Henry: I have followed the AccurateShooter Forum since 2008. At my age I am not good at computers. I copied and analyzed many articles, especially on the .284 and the Dashers. Without AccurateShooter.com, I would probably still be shooting double-digit (10″+) groups at 1000 yards, and I sure wouldn’t have my name on a National Championship trophy.
Q: You are in your 70s now and have only been shooting competitively for a few years. How did you get so good so fast? How did you manage to beat shooters who are decades younger?

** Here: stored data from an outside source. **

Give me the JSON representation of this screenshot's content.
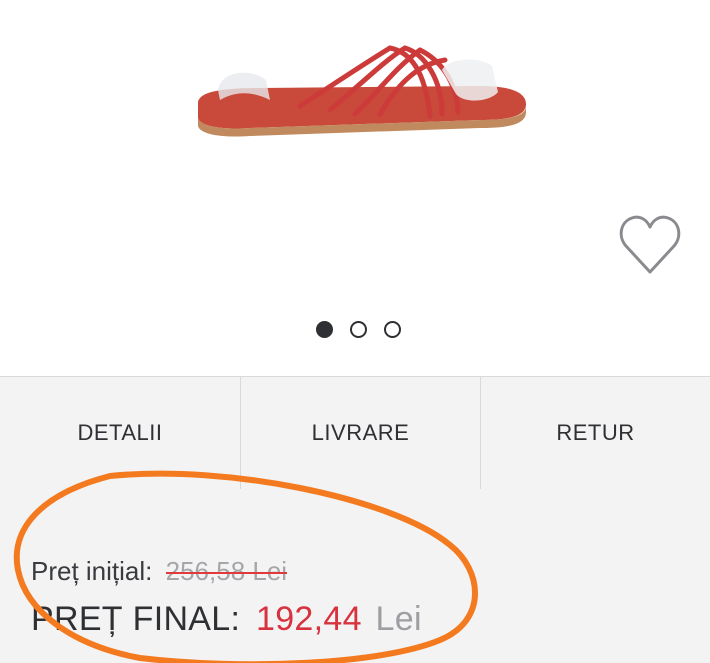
{
  "product": {
    "image_icon": "red-strappy-flat-sandal",
    "wishlist_icon": "heart-outline-icon",
    "carousel": {
      "count": 3,
      "active_index": 0
    }
  },
  "tabs": [
    {
      "label": "DETALII"
    },
    {
      "label": "LIVRARE"
    },
    {
      "label": "RETUR"
    }
  ],
  "price": {
    "initial_label": "Preț inițial:",
    "initial_value": "256,58 Lei",
    "final_label": "PREȚ FINAL:",
    "final_value": "192,44",
    "final_currency": "Lei"
  },
  "colors": {
    "accent_red": "#d8323f",
    "annotation_orange": "#f47a20",
    "panel_bg": "#f3f3f4"
  }
}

Henry: I had 20/10 vision when I was young, but am down to only 20/20. I have been interested in long range shooting for a long time including ground hog hunting. I went to some VHA jamborees also. In 2008, I went to the Williamsport Benchrest School with a friend from Pennsylvania, John Haas. We would compare notes frequently. I bought a BAT three lug from Tom Mousel in Montana. We also compared notes and made each other better. At IBS matches I studied other shooters’ equipment and techniques. I tried some, accepting some and rejecting some.
Here’s my advice:
Always be ready to learn something new. If it makes sense, try it. I would also encourage other older shooters not to quit. Stick to it. You can make enormous progress in a few seasons.